Across the United States, factories and farms are producing the nation’s finished goods and foodstuffs, from wheat to dairy products to hardware, cars, and kids’ toys. But it is not enough for these items to be produced; there must also be a logistical network in place for transportation, warehouses, freight brokering, and more to get these goods to their intended destinations on time. A shipper may produce these goods, but it must hire carrier or transportation companies to get it to the intended warehouses and retailers on time. Most often, this transport is done by means of trucks, and these carrier companies will take on jobs to transport goods for their clients. These carriers will then charge their clients invoices for payment, and often, if on time, payments are made within 60 to 90 days. Smaller carriers simply cannot afford to wait that long, however, since they have their own expenses to deal with, so transportation factoring companies are hired. These freight factoring companies will act as a middle party where finances are concerned, and factoring financing can save a carrier from financial disaster. When is it time for freight invoice factoring, and what deals will these transportation factoring companies offer?
The Work of a Carrier
The typical clients of these transportation factoring companies are carrier companies who have the trucks and similar vehicles necessary to transport goods for their shipper clients. This is a big business; today, some 12 million trucks, rail cars and locomotives, and seagoing vessels are used all over the American transportation network. Trucks make up the bulk of this work, since they are a convenient size and can drive nearly anywhere, unlike a train. The United States today is home to around 28 million small businesses, and some of them are carrier companies that have just a few vehicles in their respective fleets. Such carriers will often make use of freight brokers to match them up with client shippers and arrange a fair deal for transporting goods.

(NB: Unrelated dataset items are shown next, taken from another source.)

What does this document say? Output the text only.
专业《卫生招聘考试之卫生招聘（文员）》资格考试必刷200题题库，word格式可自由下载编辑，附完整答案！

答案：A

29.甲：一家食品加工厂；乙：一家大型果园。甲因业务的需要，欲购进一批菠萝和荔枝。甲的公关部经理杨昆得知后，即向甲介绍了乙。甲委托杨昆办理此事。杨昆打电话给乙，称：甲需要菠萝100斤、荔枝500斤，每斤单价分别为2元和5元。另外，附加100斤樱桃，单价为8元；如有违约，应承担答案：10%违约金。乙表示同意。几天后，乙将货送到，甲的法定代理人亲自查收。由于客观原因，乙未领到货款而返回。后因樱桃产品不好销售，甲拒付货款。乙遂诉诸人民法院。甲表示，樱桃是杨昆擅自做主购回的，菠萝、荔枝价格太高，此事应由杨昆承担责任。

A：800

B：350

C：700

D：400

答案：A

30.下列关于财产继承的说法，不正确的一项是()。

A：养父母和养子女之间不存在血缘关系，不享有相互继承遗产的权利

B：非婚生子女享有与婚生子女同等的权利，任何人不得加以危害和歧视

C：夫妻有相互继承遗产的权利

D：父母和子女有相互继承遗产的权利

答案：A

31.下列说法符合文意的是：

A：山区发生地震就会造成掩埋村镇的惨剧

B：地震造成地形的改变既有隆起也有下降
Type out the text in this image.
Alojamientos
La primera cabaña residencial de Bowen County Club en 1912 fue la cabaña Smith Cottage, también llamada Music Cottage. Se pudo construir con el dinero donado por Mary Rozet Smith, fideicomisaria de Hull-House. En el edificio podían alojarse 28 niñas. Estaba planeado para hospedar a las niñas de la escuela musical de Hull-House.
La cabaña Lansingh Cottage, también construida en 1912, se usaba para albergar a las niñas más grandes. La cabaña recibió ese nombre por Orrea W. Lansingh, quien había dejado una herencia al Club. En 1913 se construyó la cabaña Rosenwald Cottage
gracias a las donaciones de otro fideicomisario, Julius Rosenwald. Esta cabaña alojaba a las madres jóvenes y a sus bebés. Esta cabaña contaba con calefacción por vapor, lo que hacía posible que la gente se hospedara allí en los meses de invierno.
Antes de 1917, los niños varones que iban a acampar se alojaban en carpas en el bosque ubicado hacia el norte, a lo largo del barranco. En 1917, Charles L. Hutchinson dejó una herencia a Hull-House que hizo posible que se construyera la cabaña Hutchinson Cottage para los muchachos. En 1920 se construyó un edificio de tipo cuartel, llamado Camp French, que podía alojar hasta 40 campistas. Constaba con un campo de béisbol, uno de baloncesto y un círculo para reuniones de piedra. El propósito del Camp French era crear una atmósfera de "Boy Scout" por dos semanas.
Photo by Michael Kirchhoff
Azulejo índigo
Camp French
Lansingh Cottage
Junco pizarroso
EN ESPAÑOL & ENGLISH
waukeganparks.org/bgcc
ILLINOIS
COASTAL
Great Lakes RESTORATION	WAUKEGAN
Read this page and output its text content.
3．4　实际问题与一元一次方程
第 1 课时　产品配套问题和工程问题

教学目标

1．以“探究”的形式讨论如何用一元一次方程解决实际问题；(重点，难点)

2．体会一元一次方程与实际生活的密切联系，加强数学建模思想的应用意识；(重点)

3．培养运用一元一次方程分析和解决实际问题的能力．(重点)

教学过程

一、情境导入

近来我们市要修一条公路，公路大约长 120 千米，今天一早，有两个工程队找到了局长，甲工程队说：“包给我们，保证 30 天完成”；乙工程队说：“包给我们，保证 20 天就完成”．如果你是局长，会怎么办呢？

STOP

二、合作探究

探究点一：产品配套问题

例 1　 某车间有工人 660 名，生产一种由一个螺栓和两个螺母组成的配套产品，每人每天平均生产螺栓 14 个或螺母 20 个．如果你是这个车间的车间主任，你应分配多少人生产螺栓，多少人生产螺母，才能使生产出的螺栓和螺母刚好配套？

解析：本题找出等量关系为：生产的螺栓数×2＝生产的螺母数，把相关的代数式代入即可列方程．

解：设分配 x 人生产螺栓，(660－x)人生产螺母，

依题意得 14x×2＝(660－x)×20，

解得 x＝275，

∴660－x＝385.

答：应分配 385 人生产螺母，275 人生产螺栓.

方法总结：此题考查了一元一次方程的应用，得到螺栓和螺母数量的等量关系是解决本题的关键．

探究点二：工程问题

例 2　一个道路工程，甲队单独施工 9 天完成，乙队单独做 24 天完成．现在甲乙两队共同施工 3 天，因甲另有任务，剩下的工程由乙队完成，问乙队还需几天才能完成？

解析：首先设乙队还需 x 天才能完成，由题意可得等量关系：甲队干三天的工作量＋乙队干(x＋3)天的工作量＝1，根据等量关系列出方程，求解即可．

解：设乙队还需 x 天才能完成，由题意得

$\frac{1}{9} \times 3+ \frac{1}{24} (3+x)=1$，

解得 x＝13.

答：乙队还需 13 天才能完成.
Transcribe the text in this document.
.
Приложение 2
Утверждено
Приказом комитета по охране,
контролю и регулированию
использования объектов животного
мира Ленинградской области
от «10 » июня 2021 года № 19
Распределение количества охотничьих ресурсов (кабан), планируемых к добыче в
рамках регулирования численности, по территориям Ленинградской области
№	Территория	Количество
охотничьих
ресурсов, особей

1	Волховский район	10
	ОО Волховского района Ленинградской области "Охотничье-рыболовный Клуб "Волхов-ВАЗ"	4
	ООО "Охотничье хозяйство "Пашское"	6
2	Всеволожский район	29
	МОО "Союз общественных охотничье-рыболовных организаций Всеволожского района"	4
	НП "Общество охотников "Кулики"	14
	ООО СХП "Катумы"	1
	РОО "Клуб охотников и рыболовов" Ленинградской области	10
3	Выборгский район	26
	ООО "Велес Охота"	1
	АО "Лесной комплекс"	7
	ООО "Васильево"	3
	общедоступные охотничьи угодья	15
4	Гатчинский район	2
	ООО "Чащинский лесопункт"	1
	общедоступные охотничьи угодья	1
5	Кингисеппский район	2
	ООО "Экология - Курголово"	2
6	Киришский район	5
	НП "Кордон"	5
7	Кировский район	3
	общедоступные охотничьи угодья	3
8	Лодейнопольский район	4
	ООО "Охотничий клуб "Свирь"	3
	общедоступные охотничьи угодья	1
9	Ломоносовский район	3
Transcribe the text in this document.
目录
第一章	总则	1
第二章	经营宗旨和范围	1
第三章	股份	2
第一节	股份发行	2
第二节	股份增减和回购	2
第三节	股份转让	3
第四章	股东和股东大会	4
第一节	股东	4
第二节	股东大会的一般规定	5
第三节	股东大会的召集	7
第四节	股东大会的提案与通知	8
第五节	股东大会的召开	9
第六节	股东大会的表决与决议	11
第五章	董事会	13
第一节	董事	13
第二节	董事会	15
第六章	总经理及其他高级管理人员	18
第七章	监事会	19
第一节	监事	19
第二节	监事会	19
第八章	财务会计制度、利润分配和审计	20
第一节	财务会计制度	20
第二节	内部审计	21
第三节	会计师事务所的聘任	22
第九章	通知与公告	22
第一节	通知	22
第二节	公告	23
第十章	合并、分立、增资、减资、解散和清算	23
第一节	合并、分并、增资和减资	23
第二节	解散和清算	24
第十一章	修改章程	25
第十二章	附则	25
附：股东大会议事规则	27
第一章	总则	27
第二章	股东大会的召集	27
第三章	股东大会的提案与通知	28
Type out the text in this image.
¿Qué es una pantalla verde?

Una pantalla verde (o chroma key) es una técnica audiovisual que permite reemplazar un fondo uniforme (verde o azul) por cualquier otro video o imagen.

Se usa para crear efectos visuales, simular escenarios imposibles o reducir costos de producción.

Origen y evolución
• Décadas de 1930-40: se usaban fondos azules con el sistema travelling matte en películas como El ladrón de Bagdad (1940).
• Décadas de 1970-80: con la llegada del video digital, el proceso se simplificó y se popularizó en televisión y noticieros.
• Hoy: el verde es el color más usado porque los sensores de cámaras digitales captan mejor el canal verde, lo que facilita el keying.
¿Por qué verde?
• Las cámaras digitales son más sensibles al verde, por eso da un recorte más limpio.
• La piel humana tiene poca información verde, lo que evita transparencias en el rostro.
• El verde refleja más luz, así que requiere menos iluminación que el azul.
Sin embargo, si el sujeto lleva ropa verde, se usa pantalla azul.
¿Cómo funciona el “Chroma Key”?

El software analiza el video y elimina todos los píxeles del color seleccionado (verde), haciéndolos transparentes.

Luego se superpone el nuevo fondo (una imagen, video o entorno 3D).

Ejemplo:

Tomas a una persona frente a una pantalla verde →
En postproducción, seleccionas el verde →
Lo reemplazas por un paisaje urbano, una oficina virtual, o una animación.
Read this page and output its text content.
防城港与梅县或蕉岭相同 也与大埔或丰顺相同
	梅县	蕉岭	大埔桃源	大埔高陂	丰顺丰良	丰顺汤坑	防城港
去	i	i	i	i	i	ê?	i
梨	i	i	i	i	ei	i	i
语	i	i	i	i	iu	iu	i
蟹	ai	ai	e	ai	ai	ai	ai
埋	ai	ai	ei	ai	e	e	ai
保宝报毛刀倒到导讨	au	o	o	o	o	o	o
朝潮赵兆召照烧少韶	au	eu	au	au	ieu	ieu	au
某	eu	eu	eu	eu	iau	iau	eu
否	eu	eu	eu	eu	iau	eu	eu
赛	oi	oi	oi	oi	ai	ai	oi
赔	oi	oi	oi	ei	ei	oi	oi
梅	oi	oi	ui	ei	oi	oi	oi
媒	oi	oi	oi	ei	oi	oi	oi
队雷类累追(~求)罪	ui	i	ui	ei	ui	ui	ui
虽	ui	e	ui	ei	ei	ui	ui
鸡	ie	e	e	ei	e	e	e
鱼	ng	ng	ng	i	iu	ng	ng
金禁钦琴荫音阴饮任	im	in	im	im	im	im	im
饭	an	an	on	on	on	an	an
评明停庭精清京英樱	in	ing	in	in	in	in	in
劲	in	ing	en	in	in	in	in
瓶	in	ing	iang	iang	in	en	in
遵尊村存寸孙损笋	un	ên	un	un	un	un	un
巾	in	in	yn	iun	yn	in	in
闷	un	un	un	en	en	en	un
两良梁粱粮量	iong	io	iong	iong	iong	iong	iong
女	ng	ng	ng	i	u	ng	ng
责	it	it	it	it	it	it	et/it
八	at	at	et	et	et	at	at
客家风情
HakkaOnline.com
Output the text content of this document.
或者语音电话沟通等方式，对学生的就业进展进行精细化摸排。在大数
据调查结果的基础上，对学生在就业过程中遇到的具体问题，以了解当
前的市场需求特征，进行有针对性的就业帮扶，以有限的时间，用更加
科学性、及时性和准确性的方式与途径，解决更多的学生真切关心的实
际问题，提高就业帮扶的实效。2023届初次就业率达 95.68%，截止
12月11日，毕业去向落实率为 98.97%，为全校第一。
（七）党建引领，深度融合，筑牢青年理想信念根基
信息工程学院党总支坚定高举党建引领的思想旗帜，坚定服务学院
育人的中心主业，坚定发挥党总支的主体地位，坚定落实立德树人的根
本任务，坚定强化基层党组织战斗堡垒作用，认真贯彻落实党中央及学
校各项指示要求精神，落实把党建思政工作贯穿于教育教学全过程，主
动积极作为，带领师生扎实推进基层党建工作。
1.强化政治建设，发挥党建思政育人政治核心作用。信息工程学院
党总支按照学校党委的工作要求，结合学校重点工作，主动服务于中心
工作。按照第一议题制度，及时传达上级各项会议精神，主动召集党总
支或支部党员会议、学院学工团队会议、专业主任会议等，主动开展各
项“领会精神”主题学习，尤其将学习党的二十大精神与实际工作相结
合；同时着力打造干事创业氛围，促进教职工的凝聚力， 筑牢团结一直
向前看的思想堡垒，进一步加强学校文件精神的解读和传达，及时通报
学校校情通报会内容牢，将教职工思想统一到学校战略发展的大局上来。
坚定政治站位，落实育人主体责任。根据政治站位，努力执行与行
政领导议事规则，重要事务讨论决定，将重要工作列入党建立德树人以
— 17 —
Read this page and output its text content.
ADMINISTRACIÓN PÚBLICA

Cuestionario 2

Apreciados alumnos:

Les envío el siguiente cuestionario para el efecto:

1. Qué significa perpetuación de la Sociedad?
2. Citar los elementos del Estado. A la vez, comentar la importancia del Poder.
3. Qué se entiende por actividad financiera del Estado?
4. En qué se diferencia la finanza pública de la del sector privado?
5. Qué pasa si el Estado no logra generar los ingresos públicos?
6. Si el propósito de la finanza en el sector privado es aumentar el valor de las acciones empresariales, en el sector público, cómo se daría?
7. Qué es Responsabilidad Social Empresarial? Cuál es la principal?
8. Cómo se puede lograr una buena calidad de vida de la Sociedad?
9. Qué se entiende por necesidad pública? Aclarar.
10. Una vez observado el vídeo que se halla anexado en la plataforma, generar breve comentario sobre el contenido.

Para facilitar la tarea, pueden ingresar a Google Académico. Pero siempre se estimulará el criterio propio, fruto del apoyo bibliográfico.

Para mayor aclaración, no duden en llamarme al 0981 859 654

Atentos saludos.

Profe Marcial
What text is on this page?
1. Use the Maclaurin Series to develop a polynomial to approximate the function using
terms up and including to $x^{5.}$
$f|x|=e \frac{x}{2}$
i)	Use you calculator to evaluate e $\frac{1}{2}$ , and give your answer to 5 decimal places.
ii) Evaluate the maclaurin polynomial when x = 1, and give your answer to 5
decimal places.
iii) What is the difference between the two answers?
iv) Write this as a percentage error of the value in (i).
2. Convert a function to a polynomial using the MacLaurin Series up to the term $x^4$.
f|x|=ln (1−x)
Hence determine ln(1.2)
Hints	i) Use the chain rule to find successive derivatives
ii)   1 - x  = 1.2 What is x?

These carriers may have cash flow issues without the help of transportation factoring companies, however. These smaller carriers don’t have deep cash reserves that they can fall back on while they are waiting for invoice payments, and these carriers have their own expenses such as paying off vehicle financing loans, fuel and maintenance, marketing, staff salary, and more. And many invoices are in fact paid late. This may threaten a smaller carrier’s cash flow and may even drive it into bankruptcy if an outside party does not help, so to smooth out cash flow, carriers will turn to transportation factoring companies.
The Work of a Freight Broker Company
A freight broker company is a sort of money lending service for business clients, typically carriers. When a carrier has completed a shipment for its shipper client and charged an invoice, the carrier may turn to transportation factoring companies in their area while the invoice is still outstanding. Should the invoice factoring company agree to a deal, it will purchase all rights to collect 100% of that invoice’s value once the customer pays it. In the meantime, the invoice factoring company will give the carrier client around 70-80% of the invoice’s value up front. The carrier urgently needs money to smooth out its cash flow, and that up-front money is exactly what it needs. This can save a carrier from bankruptcy while waiting for the invoice payment to go through.
Later, when the shipper does pay its invoice, the factoring company will collect 100% of the value, as promised. Now, the invoice factoring company will give another, smaller percentage of the invoice’s value to the carrier client, adding up to around 95-98% of the invoice’s total value. The factoring company will keep the remaining 2-5% of the invoice’s value for itself, which is the source of its profit and acts as the fee for its lending services. This means that the carrier client will sacrifice 2-5% of its invoice value, in exchange for getting most of the money up front so that it can cover its own expenses in a timely manner. This is usually a very good deal, and carriers may have better chances of hiring cooperative factoring companies if they have good business credit scores (which are distinct from personal credit scores).